15. A non-transitory computer readable medium comprising stored instructions, which when executed by a processing device, cause the processing device to:
receive a netlist of an integrated circuit from an electronic design automation tool, the netlist including a description of electronic components, including transistors and electrical connectivity;
identify transistors from the netlist as nodes for representing each transistor as a node in a network;
create a graph neural network that connects nodes identified from the netlist, each node in the graph neural network represents parasitic extraction data contact points of transistors, the graph neural network including at least one million nodes;
generate node embeddings for the graph neural network using a generative adversarial network as well as generating an initial order of node embeddings;
evaluate the initial order of node embeddings using the generative adversarial network and parasitic extraction data, the generative adversarial network creating a modified order of node embeddings that is closer to predetermined design parameter values of at least performance and power compared to the initial order of node embeddings;
generate a physical layout design based on the modified order of the node embeddings; and
output the physical layout design to a memory store.

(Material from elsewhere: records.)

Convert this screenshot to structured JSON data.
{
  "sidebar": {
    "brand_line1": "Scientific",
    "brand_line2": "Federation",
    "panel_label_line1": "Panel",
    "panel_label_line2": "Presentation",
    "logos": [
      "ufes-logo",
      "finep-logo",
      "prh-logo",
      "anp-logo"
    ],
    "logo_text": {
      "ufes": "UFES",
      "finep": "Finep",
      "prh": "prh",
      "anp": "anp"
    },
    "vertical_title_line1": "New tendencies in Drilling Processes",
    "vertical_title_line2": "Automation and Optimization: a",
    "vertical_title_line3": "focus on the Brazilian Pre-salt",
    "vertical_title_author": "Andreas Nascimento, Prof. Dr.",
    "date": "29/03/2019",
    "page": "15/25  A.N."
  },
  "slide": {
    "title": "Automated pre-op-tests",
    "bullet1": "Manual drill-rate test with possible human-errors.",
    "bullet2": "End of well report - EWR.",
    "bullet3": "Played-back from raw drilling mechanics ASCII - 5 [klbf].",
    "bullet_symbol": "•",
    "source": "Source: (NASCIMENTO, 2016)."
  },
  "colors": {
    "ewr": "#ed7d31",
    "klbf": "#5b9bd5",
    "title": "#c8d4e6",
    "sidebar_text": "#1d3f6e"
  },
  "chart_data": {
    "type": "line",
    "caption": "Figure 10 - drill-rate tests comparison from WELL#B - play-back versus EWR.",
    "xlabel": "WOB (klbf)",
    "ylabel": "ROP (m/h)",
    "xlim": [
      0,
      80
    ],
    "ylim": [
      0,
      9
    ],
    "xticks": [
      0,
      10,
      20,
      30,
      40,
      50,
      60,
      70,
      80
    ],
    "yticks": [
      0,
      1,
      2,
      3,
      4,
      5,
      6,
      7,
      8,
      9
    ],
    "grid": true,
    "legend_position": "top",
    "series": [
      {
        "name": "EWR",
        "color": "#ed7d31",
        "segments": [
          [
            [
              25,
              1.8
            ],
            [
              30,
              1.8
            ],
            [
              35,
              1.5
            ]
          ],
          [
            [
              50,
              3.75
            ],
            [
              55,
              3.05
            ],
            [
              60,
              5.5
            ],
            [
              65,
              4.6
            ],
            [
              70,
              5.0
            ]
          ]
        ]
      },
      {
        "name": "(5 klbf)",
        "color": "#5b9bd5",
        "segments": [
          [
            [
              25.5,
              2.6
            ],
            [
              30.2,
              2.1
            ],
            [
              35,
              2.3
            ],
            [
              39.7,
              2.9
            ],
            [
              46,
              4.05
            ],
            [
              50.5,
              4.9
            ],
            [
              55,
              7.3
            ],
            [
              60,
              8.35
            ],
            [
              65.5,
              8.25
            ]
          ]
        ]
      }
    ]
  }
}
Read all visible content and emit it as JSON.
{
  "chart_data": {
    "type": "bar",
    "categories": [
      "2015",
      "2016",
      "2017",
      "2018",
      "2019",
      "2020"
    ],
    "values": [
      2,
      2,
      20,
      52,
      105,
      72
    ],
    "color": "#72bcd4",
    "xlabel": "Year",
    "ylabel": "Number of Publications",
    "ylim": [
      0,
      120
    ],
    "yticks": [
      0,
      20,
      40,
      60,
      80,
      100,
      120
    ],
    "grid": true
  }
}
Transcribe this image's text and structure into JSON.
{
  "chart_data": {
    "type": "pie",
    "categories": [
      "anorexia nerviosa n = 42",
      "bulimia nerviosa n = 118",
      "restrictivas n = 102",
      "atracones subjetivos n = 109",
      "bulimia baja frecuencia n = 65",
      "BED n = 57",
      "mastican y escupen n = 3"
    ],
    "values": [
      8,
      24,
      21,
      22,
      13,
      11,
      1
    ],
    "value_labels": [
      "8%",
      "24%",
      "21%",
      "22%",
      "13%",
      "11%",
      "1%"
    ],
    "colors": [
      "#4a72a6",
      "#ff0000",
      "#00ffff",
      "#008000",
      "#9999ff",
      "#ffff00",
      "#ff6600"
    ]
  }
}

16. The non-transitory computer readable medium of claim 15, wherein the node embeddings represent transistor contact points in which each contact point has a corresponding resistance and capacitance value as an edge weight that is treated as a single embedding within the graph neural network.

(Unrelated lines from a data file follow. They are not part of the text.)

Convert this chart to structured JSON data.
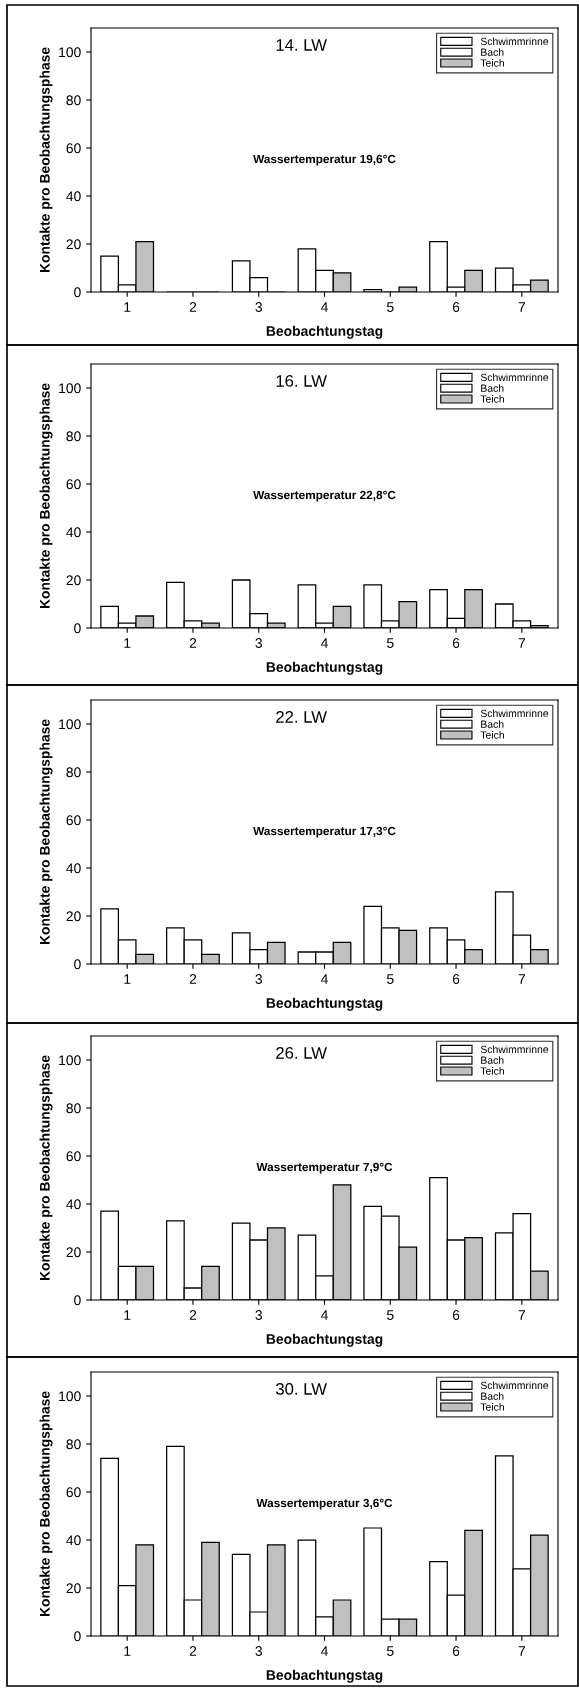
{
  "chart_data": [
    {
      "type": "bar",
      "title": "14. LW",
      "xlabel": "Beobachtungstag",
      "ylabel": "Kontakte pro Beobachtungsphase",
      "annotations": [
        "Wassertemperatur 19,6°C"
      ],
      "categories": [
        "1",
        "2",
        "3",
        "4",
        "5",
        "6",
        "7"
      ],
      "ylim": [
        0,
        110
      ],
      "yticks": [
        0,
        20,
        40,
        60,
        80,
        100
      ],
      "grid": false,
      "legend": "top right",
      "series": [
        {
          "name": "Schwimmrinne",
          "color": "#ffffff",
          "values": [
            15,
            0,
            13,
            18,
            1,
            21,
            10
          ]
        },
        {
          "name": "Bach",
          "color": "#ffffff",
          "values": [
            3,
            0,
            6,
            9,
            0,
            2,
            3
          ]
        },
        {
          "name": "Teich",
          "color": "#c0c0c0",
          "values": [
            21,
            0,
            0,
            8,
            2,
            9,
            5
          ]
        }
      ]
    },
    {
      "type": "bar",
      "title": "16. LW",
      "xlabel": "Beobachtungstag",
      "ylabel": "Kontakte pro Beobachtungsphase",
      "annotations": [
        "Wassertemperatur 22,8°C"
      ],
      "categories": [
        "1",
        "2",
        "3",
        "4",
        "5",
        "6",
        "7"
      ],
      "ylim": [
        0,
        110
      ],
      "yticks": [
        0,
        20,
        40,
        60,
        80,
        100
      ],
      "grid": false,
      "legend": "top right",
      "series": [
        {
          "name": "Schwimmrinne",
          "color": "#ffffff",
          "values": [
            9,
            19,
            20,
            18,
            18,
            16,
            10
          ]
        },
        {
          "name": "Bach",
          "color": "#ffffff",
          "values": [
            2,
            3,
            6,
            2,
            3,
            4,
            3
          ]
        },
        {
          "name": "Teich",
          "color": "#c0c0c0",
          "values": [
            5,
            2,
            2,
            9,
            11,
            16,
            1
          ]
        }
      ]
    },
    {
      "type": "bar",
      "title": "22. LW",
      "xlabel": "Beobachtungstag",
      "ylabel": "Kontakte pro Beobachtungsphase",
      "annotations": [
        "Wassertemperatur 17,3°C"
      ],
      "categories": [
        "1",
        "2",
        "3",
        "4",
        "5",
        "6",
        "7"
      ],
      "ylim": [
        0,
        110
      ],
      "yticks": [
        0,
        20,
        40,
        60,
        80,
        100
      ],
      "grid": false,
      "legend": "top right",
      "series": [
        {
          "name": "Schwimmrinne",
          "color": "#ffffff",
          "values": [
            23,
            15,
            13,
            5,
            24,
            15,
            30
          ]
        },
        {
          "name": "Bach",
          "color": "#ffffff",
          "values": [
            10,
            10,
            6,
            5,
            15,
            10,
            12
          ]
        },
        {
          "name": "Teich",
          "color": "#c0c0c0",
          "values": [
            4,
            4,
            9,
            9,
            14,
            6,
            6
          ]
        }
      ]
    },
    {
      "type": "bar",
      "title": "26. LW",
      "xlabel": "Beobachtungstag",
      "ylabel": "Kontakte pro Beobachtungsphase",
      "annotations": [
        "Wassertemperatur 7,9°C"
      ],
      "categories": [
        "1",
        "2",
        "3",
        "4",
        "5",
        "6",
        "7"
      ],
      "ylim": [
        0,
        110
      ],
      "yticks": [
        0,
        20,
        40,
        60,
        80,
        100
      ],
      "grid": false,
      "legend": "top right",
      "series": [
        {
          "name": "Schwimmrinne",
          "color": "#ffffff",
          "values": [
            37,
            33,
            32,
            27,
            39,
            51,
            28
          ]
        },
        {
          "name": "Bach",
          "color": "#ffffff",
          "values": [
            14,
            5,
            25,
            10,
            35,
            25,
            36
          ]
        },
        {
          "name": "Teich",
          "color": "#c0c0c0",
          "values": [
            14,
            14,
            30,
            48,
            22,
            26,
            12
          ]
        }
      ]
    },
    {
      "type": "bar",
      "title": "30. LW",
      "xlabel": "Beobachtungstag",
      "ylabel": "Kontakte pro Beobachtungsphase",
      "annotations": [
        "Wassertemperatur 3,6°C"
      ],
      "categories": [
        "1",
        "2",
        "3",
        "4",
        "5",
        "6",
        "7"
      ],
      "ylim": [
        0,
        110
      ],
      "yticks": [
        0,
        20,
        40,
        60,
        80,
        100
      ],
      "grid": false,
      "legend": "top right",
      "series": [
        {
          "name": "Schwimmrinne",
          "color": "#ffffff",
          "values": [
            74,
            79,
            34,
            40,
            45,
            31,
            75
          ]
        },
        {
          "name": "Bach",
          "color": "#ffffff",
          "values": [
            21,
            15,
            10,
            8,
            7,
            17,
            28
          ]
        },
        {
          "name": "Teich",
          "color": "#c0c0c0",
          "values": [
            38,
            39,
            38,
            15,
            7,
            44,
            42
          ]
        }
      ]
    }
  ]
}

17. The non-transitory computer readable medium of claim 15, wherein the instructions further cause the processing device to:
evaluate the node embeddings of the modified order of node embeddings using the generative adversarial network and parasitic extraction data, the generative adversarial network creating a second modified order of node embeddings that is closer to predetermined design parameter values of at least performance and power compared to the modified order of node embeddings;
generate a second physical layout design based on the second modified order of the node embeddings; and
output the second physical layout design to a memory store.
18. The non-transitory computer readable medium of claim 15, wherein the instructions further cause the processing device to:
train the graph neural network using a machine learning model to generate parasitic extraction data; and
train the graph neural network on generated input mask data to form nodes and connected edges.
19. The non-transitory computer readable medium of claim 18, wherein the instructions further cause the processing device to:
obtain additional training data by making inverse calculations on parasitic extraction data.
20. The non-transitory computer readable medium of claim 15, wherein the modified order of node embeddings results in metal placement in the physical layout design meeting the predetermined design parameter values of at least performance and power, and wherein the predetermined design parameters values further include area and cost.